Ja, das waren ziemlich heftige Debatten damals mit den Stadtvätern, erzählte mein Mann. Der damalige Bürgermeister Dr. Moes kam ins „Haus Sauerländer“ und bat Münch-Holland, seine Kurse dem Detmolder Konservatorium anzugliedern. Münch-Holland meinte, das sei gar nicht schlecht, aber wenn, müßte es eine Streicherakademie oder Hochschule werden.

Seine nächste Konzertreise brachte Münch-Holland nach Münster. Dort saß auch der nordrhein-westfälische Finanzminister Hermann Hoepker Aschoff. Münch-Holland kannte ihn von Konzerten in Berlin und Schloss Elmau und machte ihm klar, wie schön ein so unzerstörter Ort wie Detmold als Studienort für Musikstudenten sei. Hingegen alle Großstädte in Schutt und seine alte Wirkungsstätte, die Kölner Hochschule, total zerstört.

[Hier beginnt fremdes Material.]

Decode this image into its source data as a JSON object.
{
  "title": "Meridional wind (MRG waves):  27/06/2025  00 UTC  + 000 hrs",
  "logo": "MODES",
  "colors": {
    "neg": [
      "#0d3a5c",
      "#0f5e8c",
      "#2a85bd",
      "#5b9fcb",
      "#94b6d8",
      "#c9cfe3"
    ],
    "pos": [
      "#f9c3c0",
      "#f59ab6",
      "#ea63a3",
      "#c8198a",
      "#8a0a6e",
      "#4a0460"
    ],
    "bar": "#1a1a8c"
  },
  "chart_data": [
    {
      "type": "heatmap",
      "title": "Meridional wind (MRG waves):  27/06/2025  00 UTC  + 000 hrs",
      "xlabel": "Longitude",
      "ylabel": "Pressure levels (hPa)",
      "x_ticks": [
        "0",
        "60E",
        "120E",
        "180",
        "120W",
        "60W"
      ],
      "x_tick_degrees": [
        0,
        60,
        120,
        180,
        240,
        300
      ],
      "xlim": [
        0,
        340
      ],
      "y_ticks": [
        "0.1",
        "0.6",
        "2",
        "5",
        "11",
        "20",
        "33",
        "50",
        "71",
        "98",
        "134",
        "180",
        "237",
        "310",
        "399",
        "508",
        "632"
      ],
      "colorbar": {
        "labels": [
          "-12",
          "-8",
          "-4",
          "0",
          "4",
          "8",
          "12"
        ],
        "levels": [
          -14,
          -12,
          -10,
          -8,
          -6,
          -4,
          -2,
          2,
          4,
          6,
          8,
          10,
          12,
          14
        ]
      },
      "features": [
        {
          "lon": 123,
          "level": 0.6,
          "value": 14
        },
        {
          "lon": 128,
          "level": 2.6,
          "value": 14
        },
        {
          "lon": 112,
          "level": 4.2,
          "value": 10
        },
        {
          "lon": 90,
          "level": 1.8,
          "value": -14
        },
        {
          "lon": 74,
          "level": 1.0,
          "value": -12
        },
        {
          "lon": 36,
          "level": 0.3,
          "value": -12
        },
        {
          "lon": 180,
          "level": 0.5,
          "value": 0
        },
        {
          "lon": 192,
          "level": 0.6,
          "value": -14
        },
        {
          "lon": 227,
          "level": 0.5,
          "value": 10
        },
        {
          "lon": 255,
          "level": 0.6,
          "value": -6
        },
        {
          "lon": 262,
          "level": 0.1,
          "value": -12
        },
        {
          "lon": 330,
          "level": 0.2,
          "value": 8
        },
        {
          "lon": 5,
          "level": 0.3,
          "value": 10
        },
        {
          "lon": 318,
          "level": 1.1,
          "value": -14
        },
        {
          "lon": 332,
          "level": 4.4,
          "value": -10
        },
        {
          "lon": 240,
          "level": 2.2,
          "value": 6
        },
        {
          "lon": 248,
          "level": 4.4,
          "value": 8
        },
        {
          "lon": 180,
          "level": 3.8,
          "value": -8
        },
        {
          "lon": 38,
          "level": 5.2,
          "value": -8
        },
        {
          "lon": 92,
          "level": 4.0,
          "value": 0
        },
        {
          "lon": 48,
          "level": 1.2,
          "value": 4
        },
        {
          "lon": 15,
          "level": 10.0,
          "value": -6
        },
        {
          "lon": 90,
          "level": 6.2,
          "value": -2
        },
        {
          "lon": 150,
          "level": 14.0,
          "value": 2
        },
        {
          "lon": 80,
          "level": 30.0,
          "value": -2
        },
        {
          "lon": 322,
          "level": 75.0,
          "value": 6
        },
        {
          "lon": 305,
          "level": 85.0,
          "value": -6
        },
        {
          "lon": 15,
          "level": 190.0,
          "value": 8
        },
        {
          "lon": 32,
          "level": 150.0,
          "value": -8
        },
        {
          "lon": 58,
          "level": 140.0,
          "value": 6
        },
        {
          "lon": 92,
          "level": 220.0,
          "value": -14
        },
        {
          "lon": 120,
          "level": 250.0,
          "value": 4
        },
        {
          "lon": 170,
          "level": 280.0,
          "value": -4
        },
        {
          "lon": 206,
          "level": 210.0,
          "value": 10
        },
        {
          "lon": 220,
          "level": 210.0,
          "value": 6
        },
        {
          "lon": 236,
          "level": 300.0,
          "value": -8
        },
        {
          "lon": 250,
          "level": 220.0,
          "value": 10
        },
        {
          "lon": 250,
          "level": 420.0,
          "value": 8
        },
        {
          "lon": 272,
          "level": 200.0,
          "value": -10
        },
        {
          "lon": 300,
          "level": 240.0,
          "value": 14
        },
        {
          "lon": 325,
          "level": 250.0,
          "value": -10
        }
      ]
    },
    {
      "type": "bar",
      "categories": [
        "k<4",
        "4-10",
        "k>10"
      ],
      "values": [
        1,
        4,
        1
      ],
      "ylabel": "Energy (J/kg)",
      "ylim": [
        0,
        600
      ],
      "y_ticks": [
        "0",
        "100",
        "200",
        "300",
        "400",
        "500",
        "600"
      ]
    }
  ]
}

Jedenfalls war Hoepker Aschoff von all dem sehr angetan, wollte es aber erst nochmal mit seiner Frau besprechen. Nach dem Essen trafen sie sich wieder und er rief begeistert: „Meine Frau hat gesagt, ‚kriegen Sie‘“.

Ja, so wars.

Aber noch wichtiger waren die Kontakte Münch-Hollands zur Besatzungsmacht, den Engländern. Er unterrichtete eine englische Majorin am Cello aus dem Hauptquartier in Bünde und gab jeden Monat dort Konzerte gegen Zigarettenhonorar. So wurden die Engländer gleich mit in die Akademiepläne einbezogen. 

Gab es Möglichkeiten für Kammermusik?

Nein, die entwickelten sich erst mit dem Wachsen der Akademie, z.B. mit der Verpflichtung des Strub-Quartetts, dessen Bratscher [Hermann Hirschfelder] für dieses Fach vorgesehen war. 

 Man schaue sich an, wie viele namhafte Künstler auf der Mozartstraße eng beieinander gewohnt haben, „Dudeldorf“ genannt…

Hat Ihr Mann denn niemals überlegt, Direktor der Akademie zu werden?

Nein, er war konzertierender Künstler, aber für Prof. Wilhelm Maler [1] immer eine zweite Hand. Maler wurde auch unser Trauzeuge (1952). 

Gab es auch bereits ein Akademieorchester?

Nein, noch nicht. Aber es gab das Detmolder Landestheaterorchester. Als Dirigent wurde Hans Richter-Haaser [2] aus Dresden nach Detmold verpflichtet. Dort gab es für fortgeschrittene Studenten die Möglichkeit, ab und zu zur Aushilfe verpflichtet zu werden.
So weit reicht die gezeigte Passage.